Beleid tersebut juga diyakini mampu menjadi alat bagi penegak hukum untuk mengejar buronan dalam kasus BLBI, yang disinyalir banyak menetap di Singapura.
“Kalau melihat sebelum adanya aturan ini, proses dari pemburuan aset BLBI cukup progresif, sehingga saya kira dengan adanya UU ini, semakin memperbesar peluang untuk mengejar target aset BLBI yang dikejar negara,” ujar Yusuf kepada Bisnis, Rabu (18/1/2023).
Dihubungi terpisah, Direktur Eksekutif Segara Institute Piter Abdullah Redjalam menilai masih cukup waktu untuk membuktikan keefektifan perjanjian ekstradisi dalam menyeret pelaku skandal BLBI kembali ke Indonesia.
Menurutnya, hal itu akan sangat bergantung pada komitmen pemerintah Singapura, yang selama ini terlihat cenderung melindungi buronan pelanggar hukum dari Indonesia.
“Kita belum bisa sepenuhnya berharap UU ini akan serta merta menjadi karpet merah bagi penegak hukum kita menemukan dan mendapatkan para buronan pelanggar hukum yang saat ini bersembunyi di Singapura,” pungkasnya.
Sementara itu, Guru Besar Ilmu Ekonomi Politik Universitas Paramadina Didik J. Rachbini menilai penegak hukum Indonesia harus memiliki komitmen dan mampu mengejar buronan asal Indonesia di Singapura karena skandal BLBI telah mengusik rasa keadilan masyarakat.
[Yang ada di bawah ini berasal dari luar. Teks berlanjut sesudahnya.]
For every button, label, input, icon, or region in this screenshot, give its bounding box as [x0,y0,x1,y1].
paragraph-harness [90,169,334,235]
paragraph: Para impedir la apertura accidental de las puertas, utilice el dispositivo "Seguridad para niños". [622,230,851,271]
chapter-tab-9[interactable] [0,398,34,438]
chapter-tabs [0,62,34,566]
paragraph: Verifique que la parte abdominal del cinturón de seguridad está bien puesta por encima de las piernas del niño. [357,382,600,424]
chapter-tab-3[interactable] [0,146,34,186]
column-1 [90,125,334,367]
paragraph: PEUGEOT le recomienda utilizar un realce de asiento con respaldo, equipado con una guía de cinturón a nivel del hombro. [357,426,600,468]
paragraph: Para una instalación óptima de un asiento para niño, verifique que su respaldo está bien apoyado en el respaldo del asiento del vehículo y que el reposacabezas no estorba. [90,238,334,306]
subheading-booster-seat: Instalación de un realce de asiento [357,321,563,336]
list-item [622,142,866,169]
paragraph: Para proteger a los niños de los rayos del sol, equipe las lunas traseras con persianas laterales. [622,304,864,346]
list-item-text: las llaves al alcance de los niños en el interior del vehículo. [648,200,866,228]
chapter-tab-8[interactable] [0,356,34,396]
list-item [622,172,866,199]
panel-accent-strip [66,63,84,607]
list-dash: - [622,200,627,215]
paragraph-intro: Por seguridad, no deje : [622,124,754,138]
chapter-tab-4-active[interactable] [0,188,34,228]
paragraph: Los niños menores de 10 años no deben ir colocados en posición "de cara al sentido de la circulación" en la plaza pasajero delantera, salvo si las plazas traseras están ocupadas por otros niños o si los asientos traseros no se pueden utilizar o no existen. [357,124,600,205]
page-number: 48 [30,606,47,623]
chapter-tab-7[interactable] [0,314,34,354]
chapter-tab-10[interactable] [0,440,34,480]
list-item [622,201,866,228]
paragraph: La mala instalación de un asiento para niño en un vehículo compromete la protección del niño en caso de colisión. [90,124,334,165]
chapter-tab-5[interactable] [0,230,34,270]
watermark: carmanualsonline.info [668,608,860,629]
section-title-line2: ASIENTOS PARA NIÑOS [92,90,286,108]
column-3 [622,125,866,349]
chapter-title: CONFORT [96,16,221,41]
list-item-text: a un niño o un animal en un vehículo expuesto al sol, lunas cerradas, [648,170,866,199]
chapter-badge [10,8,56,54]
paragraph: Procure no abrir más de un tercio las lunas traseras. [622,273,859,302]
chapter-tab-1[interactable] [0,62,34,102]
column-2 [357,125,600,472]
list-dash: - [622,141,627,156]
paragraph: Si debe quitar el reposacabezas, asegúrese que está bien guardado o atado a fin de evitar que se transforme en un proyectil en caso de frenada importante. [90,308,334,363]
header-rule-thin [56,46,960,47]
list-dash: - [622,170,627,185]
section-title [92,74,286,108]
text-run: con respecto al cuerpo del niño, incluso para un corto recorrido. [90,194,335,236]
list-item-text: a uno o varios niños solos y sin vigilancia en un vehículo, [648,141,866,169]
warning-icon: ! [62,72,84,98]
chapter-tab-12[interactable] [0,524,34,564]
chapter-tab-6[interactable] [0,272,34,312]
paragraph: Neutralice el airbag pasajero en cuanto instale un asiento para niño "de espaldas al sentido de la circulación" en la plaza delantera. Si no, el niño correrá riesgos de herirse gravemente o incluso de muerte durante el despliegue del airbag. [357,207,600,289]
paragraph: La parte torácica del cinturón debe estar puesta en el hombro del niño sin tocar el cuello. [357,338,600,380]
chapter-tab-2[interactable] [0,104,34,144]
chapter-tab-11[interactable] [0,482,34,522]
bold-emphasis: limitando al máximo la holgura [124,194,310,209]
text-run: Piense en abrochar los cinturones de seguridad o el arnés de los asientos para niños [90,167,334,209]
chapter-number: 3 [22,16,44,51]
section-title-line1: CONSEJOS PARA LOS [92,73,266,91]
Adapun pada Desember tahun lalu, Menteri Hukum dan Hak Asasi Manusia (Menkumham) Yasonna H. Laoly menyatakan kehadiran perjanjian ekstradisi tidak terlepas dari faktor geografis antarkedua negara serta kebijakan yang melingkungi.
Menurutnya, Singapura yang berbatasan langsung dengan Indonesia membuat intensitas pergerakan dua warga negara tinggi. Selain itu, kebijakan yang memasukkan Singapura ke dalam daftar negara bebas visa, menyebabkan negara ini kerap menjadi tujuan transit pelaku kejahatan.
“Adanya kerja sama ekstradisi dengan Singapura, akan memudahkan aparat penegak hukum dalam menyelesaikan perkara pidana yang pelakunya berada di Singapura,” tutur Yasonna pada pertengahan Desember 2022, dikutip dari laman resmi Kemenkumham.
Selain itu, perjanjian ekstradisi turut didukung oleh kedekatan hubungan bilateral dan geopolitik antara Indonesia dengan Singapura, untuk mencegah timbulnya potensi permasalahan penegakan hukum yang disebabkan adanya batas pada wilayah yurisdiksi.